Thursday, March 10, 2011

Collider Interview with Shiloh Fernandez

Question: How did you get involved with Red Riding Hood? Did Catherine Hardwicke come to you for this because you had wanted to work together since Twilight?
SHILOH FERNANDEZ: No, not at all. I had auditioned for Hamlet, which she was going to make, and we both agreed that that was a good project and a good thing to do together, but it didn’t happen. And then, I read Red Riding Hood and knew she was directing it, and felt like that was going to be something that would be perfect for us to do together. I felt like it matched both of our energies and, out of all the films – including Hamlet and Twilight – that she’s made, this one suited her and I the best. And so, I actually ran into her at a party and talked to her about it.

There was this British actor that was going around town, saying that he’d been offered this role, and I said, “Catherine, what’s going on?” We’d written letters after the Twilight thing, and she said we’d work together, and I said, “This is perfect. What’s going on? Why did you cast this person?” And she said, “I didn’t cast him. Come audition!” So, after a series of auditions, I got it. One of the things that she’s so great at is casting people that work well together. It was really important for her that Amanda [Seyfried] felt comfortable with who was cast, and she had a big say in that, too.

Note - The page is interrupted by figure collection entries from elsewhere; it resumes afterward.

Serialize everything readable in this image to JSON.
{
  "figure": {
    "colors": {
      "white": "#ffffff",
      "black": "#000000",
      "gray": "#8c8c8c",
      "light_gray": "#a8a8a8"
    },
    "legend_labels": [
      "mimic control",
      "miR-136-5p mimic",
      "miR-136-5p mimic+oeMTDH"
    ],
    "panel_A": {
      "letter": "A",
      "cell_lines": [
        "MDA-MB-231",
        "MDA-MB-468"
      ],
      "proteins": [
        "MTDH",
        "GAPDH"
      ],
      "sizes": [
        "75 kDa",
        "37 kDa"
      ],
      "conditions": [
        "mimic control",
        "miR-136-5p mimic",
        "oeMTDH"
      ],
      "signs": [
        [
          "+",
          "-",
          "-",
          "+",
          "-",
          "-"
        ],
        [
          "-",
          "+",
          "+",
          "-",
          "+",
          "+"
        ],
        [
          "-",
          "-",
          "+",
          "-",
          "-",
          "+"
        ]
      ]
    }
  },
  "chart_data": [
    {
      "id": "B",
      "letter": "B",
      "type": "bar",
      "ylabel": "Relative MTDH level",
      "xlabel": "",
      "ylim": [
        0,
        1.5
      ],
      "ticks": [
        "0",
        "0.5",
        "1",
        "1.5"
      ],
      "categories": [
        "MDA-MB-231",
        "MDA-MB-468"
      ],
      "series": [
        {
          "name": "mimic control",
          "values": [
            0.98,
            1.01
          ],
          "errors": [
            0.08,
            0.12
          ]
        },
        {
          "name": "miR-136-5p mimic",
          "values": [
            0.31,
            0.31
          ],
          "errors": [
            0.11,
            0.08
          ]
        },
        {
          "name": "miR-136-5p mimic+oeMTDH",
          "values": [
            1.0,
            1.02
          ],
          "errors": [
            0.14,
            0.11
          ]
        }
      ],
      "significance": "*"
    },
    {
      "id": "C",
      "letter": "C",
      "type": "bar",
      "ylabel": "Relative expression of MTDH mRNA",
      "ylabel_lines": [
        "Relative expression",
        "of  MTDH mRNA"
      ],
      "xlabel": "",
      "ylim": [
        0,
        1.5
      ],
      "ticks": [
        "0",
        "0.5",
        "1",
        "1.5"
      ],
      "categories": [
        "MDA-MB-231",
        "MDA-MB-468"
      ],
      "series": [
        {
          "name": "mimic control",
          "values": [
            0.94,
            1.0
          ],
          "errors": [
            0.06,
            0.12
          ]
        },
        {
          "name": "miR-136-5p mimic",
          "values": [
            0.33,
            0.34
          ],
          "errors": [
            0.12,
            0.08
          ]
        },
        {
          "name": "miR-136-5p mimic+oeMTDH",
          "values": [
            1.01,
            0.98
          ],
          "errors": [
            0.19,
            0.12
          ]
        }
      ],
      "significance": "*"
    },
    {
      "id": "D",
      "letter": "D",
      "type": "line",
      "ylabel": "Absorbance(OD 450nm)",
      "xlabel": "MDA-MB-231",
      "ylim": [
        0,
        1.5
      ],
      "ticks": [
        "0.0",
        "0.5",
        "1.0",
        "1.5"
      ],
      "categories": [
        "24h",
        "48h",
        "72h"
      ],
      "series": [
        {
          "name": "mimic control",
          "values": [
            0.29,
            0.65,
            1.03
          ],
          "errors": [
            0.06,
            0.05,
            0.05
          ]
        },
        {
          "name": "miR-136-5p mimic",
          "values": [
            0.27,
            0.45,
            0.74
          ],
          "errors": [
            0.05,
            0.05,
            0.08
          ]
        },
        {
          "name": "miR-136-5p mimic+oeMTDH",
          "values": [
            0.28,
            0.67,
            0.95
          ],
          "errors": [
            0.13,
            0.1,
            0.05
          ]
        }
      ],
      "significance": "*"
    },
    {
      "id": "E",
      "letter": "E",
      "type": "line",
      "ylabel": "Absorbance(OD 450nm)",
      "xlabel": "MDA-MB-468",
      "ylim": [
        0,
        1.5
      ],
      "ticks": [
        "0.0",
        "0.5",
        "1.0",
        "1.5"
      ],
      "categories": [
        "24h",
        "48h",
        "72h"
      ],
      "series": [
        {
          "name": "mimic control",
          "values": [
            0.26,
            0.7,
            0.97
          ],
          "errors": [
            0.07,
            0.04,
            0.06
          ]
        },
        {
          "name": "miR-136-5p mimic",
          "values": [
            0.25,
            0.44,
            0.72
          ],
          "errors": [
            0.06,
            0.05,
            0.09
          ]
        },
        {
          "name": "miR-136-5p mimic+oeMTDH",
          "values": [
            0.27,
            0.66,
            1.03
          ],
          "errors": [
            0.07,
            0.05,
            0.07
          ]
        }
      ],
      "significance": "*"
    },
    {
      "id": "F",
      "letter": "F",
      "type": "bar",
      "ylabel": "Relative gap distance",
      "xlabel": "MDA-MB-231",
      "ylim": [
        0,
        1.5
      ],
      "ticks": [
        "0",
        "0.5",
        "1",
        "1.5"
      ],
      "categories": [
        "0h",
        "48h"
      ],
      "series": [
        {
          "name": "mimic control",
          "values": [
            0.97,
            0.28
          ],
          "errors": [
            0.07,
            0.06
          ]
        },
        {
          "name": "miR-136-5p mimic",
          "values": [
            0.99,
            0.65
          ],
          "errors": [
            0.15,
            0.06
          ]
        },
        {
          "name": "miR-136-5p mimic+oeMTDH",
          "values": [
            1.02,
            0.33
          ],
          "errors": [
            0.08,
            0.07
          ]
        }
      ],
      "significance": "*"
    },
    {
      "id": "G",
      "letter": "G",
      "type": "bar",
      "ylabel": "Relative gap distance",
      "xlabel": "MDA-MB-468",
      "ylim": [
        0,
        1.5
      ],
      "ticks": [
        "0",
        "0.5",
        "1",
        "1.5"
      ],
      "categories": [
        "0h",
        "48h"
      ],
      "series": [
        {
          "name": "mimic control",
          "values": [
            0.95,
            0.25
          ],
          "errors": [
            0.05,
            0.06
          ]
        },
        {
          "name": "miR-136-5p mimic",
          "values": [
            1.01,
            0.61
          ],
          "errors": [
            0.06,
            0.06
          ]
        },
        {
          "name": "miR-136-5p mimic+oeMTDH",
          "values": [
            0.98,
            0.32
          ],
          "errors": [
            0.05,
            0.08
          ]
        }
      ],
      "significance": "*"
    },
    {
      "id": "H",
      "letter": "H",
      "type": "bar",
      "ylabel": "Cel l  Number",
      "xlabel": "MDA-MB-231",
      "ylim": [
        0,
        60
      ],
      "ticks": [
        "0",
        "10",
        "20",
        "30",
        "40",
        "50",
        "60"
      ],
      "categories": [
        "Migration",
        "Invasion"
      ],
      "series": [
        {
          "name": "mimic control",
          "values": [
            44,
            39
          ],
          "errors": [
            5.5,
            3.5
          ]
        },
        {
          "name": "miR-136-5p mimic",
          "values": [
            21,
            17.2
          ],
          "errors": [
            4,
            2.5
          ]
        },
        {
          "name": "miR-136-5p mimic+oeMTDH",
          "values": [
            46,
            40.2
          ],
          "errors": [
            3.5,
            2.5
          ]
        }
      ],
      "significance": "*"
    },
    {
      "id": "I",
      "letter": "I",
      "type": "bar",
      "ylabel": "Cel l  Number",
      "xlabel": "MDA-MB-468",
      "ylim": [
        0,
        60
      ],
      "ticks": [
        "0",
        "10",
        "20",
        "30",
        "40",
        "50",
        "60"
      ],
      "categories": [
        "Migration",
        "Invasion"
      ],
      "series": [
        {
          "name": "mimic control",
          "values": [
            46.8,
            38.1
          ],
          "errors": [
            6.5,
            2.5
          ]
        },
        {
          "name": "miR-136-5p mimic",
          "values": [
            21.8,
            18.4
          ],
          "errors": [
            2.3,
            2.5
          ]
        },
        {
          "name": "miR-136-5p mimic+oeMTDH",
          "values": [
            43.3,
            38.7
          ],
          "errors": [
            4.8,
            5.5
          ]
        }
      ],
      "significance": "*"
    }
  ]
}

How was it to work with Amanda Seyfried and develop the relationship between your characters?
FERNANDEZ: Yeah, I spent a lot of time with her before we went to Vancouver, and up there as well. I just found her to be fascinating, as an actress and as a person. In the initial auditions, the way she speaks and her rhythm of speech and her choices are just so interesting and involving that you have no choice, but to hold on and let her steer the scene. That was new for me. I usually want to have control and win, so it was a great challenge to just be with her and see what happened. It’s not hard to fall in love with her, honestly. The hardest part would be to play that role where you can’t be with her and you have to say no, against your best judgment.

I try to create as many circumstances outside of set that help me fall into character when I get onto set. I know that I do have an affinity for Amanda, and I really admire her and think she’s extremely talented. It’s hard not to love her. She’s wild. Amanda and the character are both really strong women, they really know what they want and they’re going after it, and they don’t really take no for an answer. All those things were attractive to me and helped me to really fall into it. I just think she’s cool. She’s easy to love, she’s fun, she’s funky, she’s great.